Yes. Abuse is a punishable offence. The police can issue an immediate interdict which requires the abuser to stop all contact with the woman.
Case study 4
A young woman is brought to a district hospital outpatient department by a friend after being raped a few hours before. The doctors says he is not experienced in managing a rape victim and asks her to return after the weekend when more senior staff will be on duty. She is given no treatment as she has no obvious signs of injury.
1. Why is this bad management?
A victim of a sexual assault must always be given immediate and skilled attention. A delay in treatment makes the effects of the assault worse and the opportunity to prevent infections and pregnancy may be missed. All healthcare workers should be trained in managing a victim of sexual assault. Management protocols and sexual assault examination kits must be available at all healthcare facilities. She also needs a forensic examination before she showers or takes a bath.

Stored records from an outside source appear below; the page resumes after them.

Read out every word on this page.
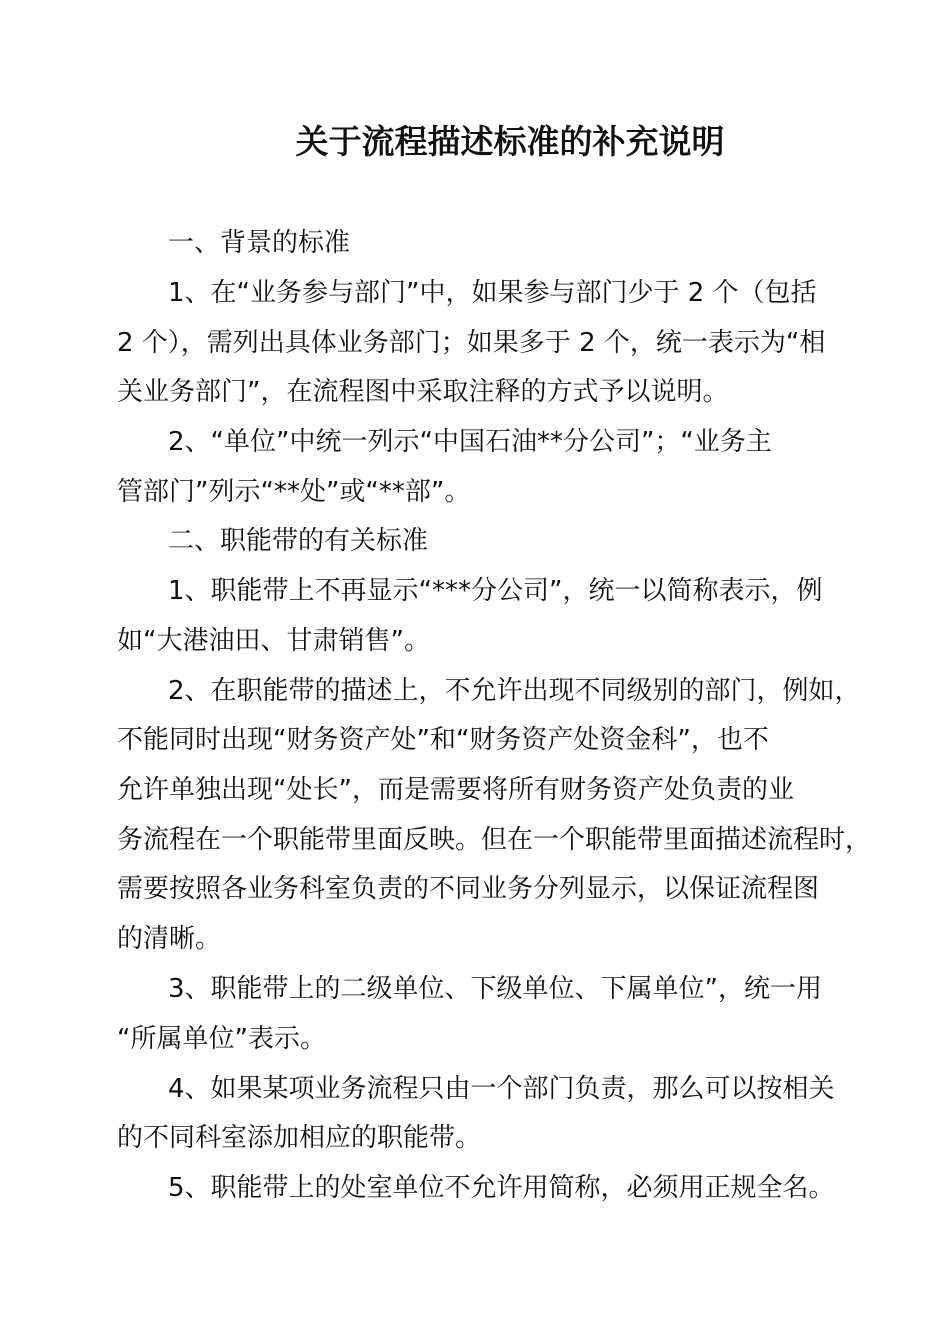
关于流程描述标准的补充说明
一、背景的标准
1、在“业务参与部门”中，如果参与部门少于 2 个（包括
2 个），需列出具体业务部门；如果多于 2 个，统一表示为“相
关业务部门”，在流程图中采取注释的方式予以说明。
2、“单位”中统一列示“中国石油**分公司”；“业务主
管部门”列示“**处”或“**部”。
二、职能带的有关标准
1、职能带上不再显示“***分公司”，统一以简称表示，例
如“大港油田、甘肃销售”。
2、在职能带的描述上，不允许出现不同级别的部门，例如，
不能同时出现“财务资产处”和“财务资产处资金科”，也不
允许单独出现“处长”，而是需要将所有财务资产处负责的业
务流程在一个职能带里面反映。但在一个职能带里面描述流程时，
需要按照各业务科室负责的不同业务分列显示，以保证流程图
的清晰。
3、职能带上的二级单位、下级单位、下属单位”，统一用
“所属单位”表示。
4、如果某项业务流程只由一个部门负责，那么可以按相关
的不同科室添加相应的职能带。
5、职能带上的处室单位不允许用简称，必须用正规全名。
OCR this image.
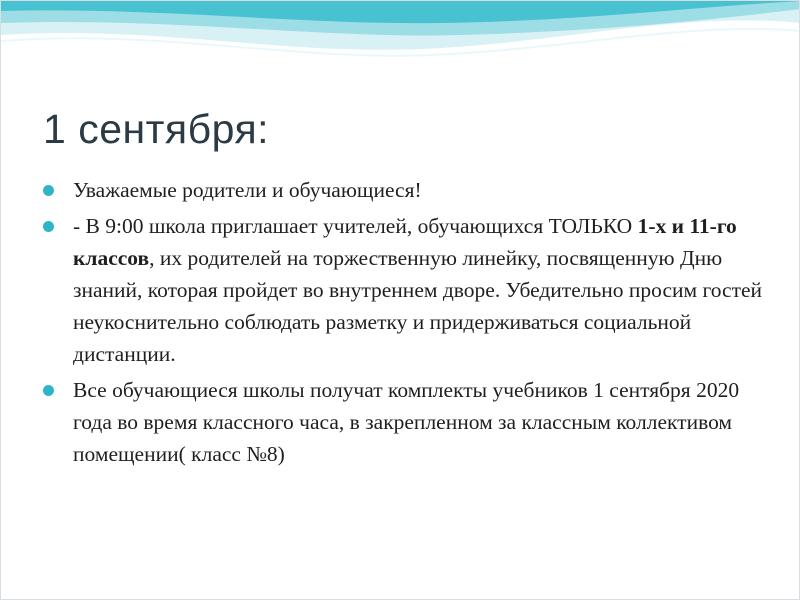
1 сентября:
Уважаемые родители и обучающиеся!
- В 9:00 школа приглашает учителей, обучающихся ТОЛЬКО 1-х и 11-го классов, их родителей на торжественную линейку, посвященную Дню знаний, которая пройдет во внутреннем дворе. Убедительно просим гостей неукоснительно соблюдать разметку и придерживаться социальной дистанции.
Все обучающиеся школы получат комплекты учебников 1 сентября 2020 года во время классного часа, в закрепленном за классным коллективом помещении( класс №8)
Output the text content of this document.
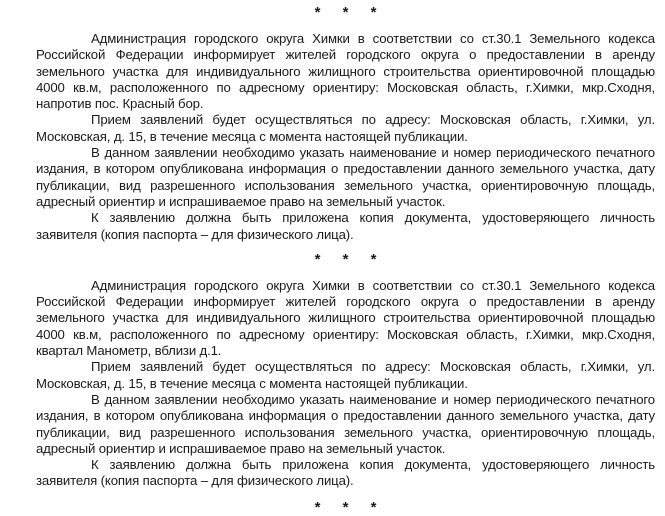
* * *

Администрация городского округа Химки в соответствии со ст.30.1 Земельного кодекса Российской Федерации информирует жителей городского округа о предоставлении в аренду земельного участка для индивидуального жилищного строительства ориентировочной площадью 4000 кв.м, расположенного по адресному ориентиру: Московская область, г.Химки, мкр.Сходня, напротив пос. Красный бор.

Прием заявлений будет осуществляться по адресу: Московская область, г.Химки, ул. Московская, д. 15, в течение месяца с момента настоящей публикации.

В данном заявлении необходимо указать наименование и номер периодического печатного издания, в котором опубликована информация о предоставлении данного земельного участка, дату публикации, вид разрешенного использования земельного участка, ориентировочную площадь, адресный ориентир и испрашиваемое право на земельный участок.

К заявлению должна быть приложена копия документа, удостоверяющего личность заявителя (копия паспорта – для физического лица).

* * *

Администрация городского округа Химки в соответствии со ст.30.1 Земельного кодекса Российской Федерации информирует жителей городского округа о предоставлении в аренду земельного участка для индивидуального жилищного строительства ориентировочной площадью 4000 кв.м, расположенного по адресному ориентиру: Московская область, г.Химки, мкр.Сходня, квартал Манометр, вблизи д.1.

Прием заявлений будет осуществляться по адресу: Московская область, г.Химки, ул. Московская, д. 15, в течение месяца с момента настоящей публикации.

В данном заявлении необходимо указать наименование и номер периодического печатного издания, в котором опубликована информация о предоставлении данного земельного участка, дату публикации, вид разрешенного использования земельного участка, ориентировочную площадь, адресный ориентир и испрашиваемое право на земельный участок.

К заявлению должна быть приложена копия документа, удостоверяющего личность заявителя (копия паспорта – для физического лица).

* * *
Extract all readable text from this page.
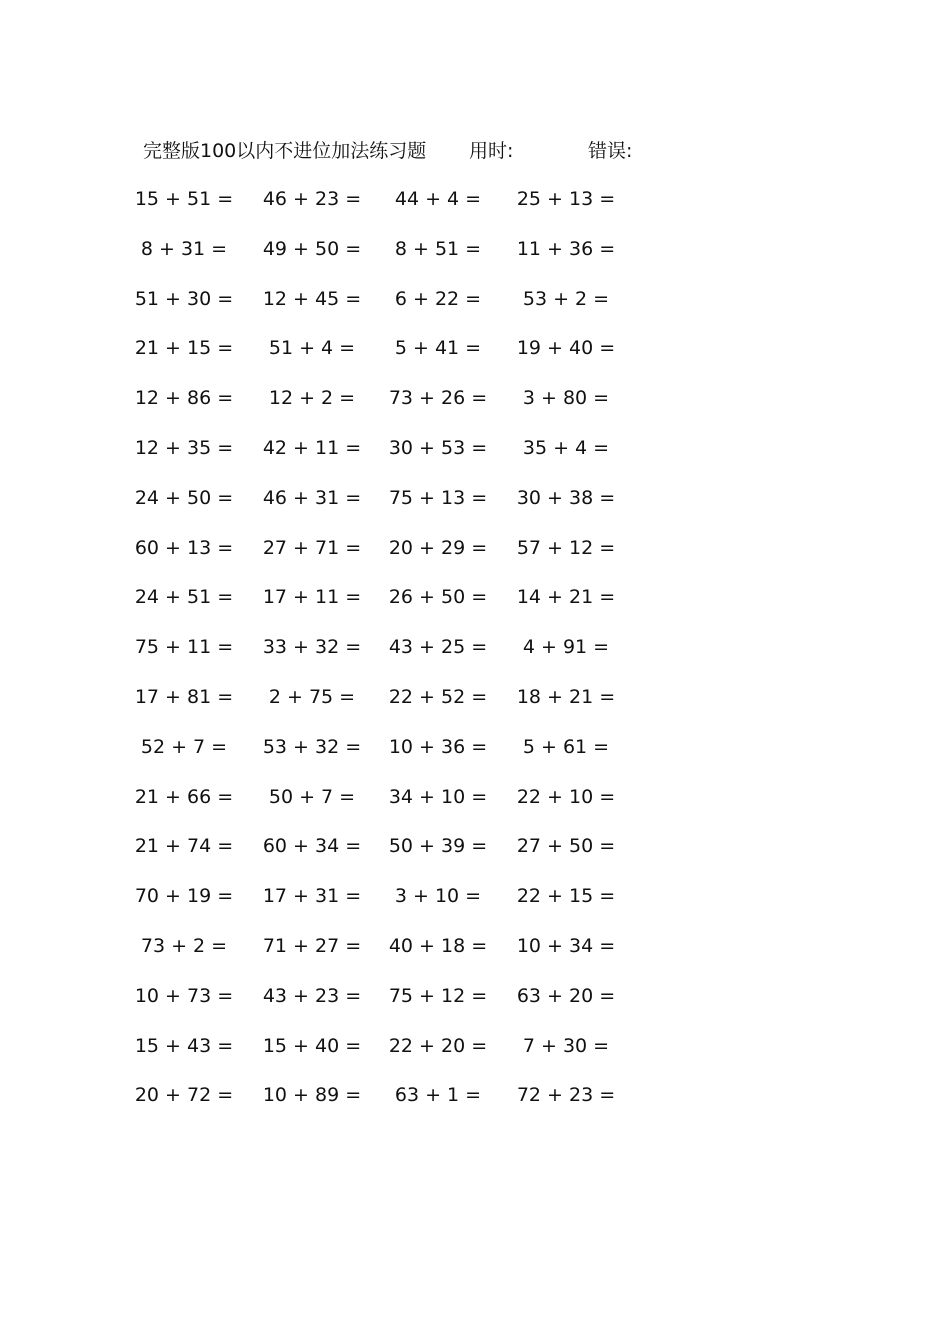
完整版100以内不进位加法练习题 用时:	错误:
15 + 51 =	46 + 23 =	44 + 4 =	25 + 13 =
8 + 31 =	49 + 50 =	8 + 51 =	11 + 36 =
51 + 30 =	12 + 45 =	6 + 22 =	53 + 2 =
21 + 15 =	51 + 4 =	5 + 41 =	19 + 40 =
12 + 86 =	12 + 2 =	73 + 26 =	3 + 80 =
12 + 35 =	42 + 11 =	30 + 53 =	35 + 4 =
24 + 50 =	46 + 31 =	75 + 13 =	30 + 38 =
60 + 13 =	27 + 71 =	20 + 29 =	57 + 12 =
24 + 51 =	17 + 11 =	26 + 50 =	14 + 21 =
75 + 11 =	33 + 32 =	43 + 25 =	4 + 91 =
17 + 81 =	2 + 75 =	22 + 52 =	18 + 21 =
52 + 7 =	53 + 32 =	10 + 36 =	5 + 61 =
21 + 66 =	50 + 7 =	34 + 10 =	22 + 10 =
21 + 74 =	60 + 34 =	50 + 39 =	27 + 50 =
70 + 19 =	17 + 31 =	3 + 10 =	22 + 15 =
73 + 2 =	71 + 27 =	40 + 18 =	10 + 34 =
10 + 73 =	43 + 23 =	75 + 12 =	63 + 20 =
15 + 43 =	15 + 40 =	22 + 20 =	7 + 30 =
20 + 72 =	10 + 89 =	63 + 1 =	72 + 23 =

2. What is a forensic examination?
A careful history, examination and the collection of specimens to provide evidence which may later be used in court.
3. What immediate tests should be done?
She should have a pregnancy test, rapid HIV test and Hepatitis B test. All tests should be done with her permission, and the HIV test must be done with pre- and post-test counselling.
4. What medical treatment may she need?
If she is not pregnant, she needs emergency contraception. If she is HIV negative she requires HIV post-exposure prophylaxis. She should be immunised against Hepatitis B with repeat doses 1 and 2 months later if she is Hepatitis B negative. She should also receive treatment for sexually transmitted infections.
5. What medication is used for HIV post-exposure-prophylaxis?
AZT and 3TC for 28 days.
6. What further care should she receive?
She should see a social worker before being discharged. Help her contact a friend or family member who can take her home or to a safe place. Also provide her with the contact details and a referral letter to a local support group. She needs to be followed-up after 3 days, 6 weeks and 3 months to evaluate whether she is recovering physically and emotionally, and to check the results of all tests, assess adherence to medical treatment and encourage condom use. She may also need repeat testing for pregnancy and HIV infection.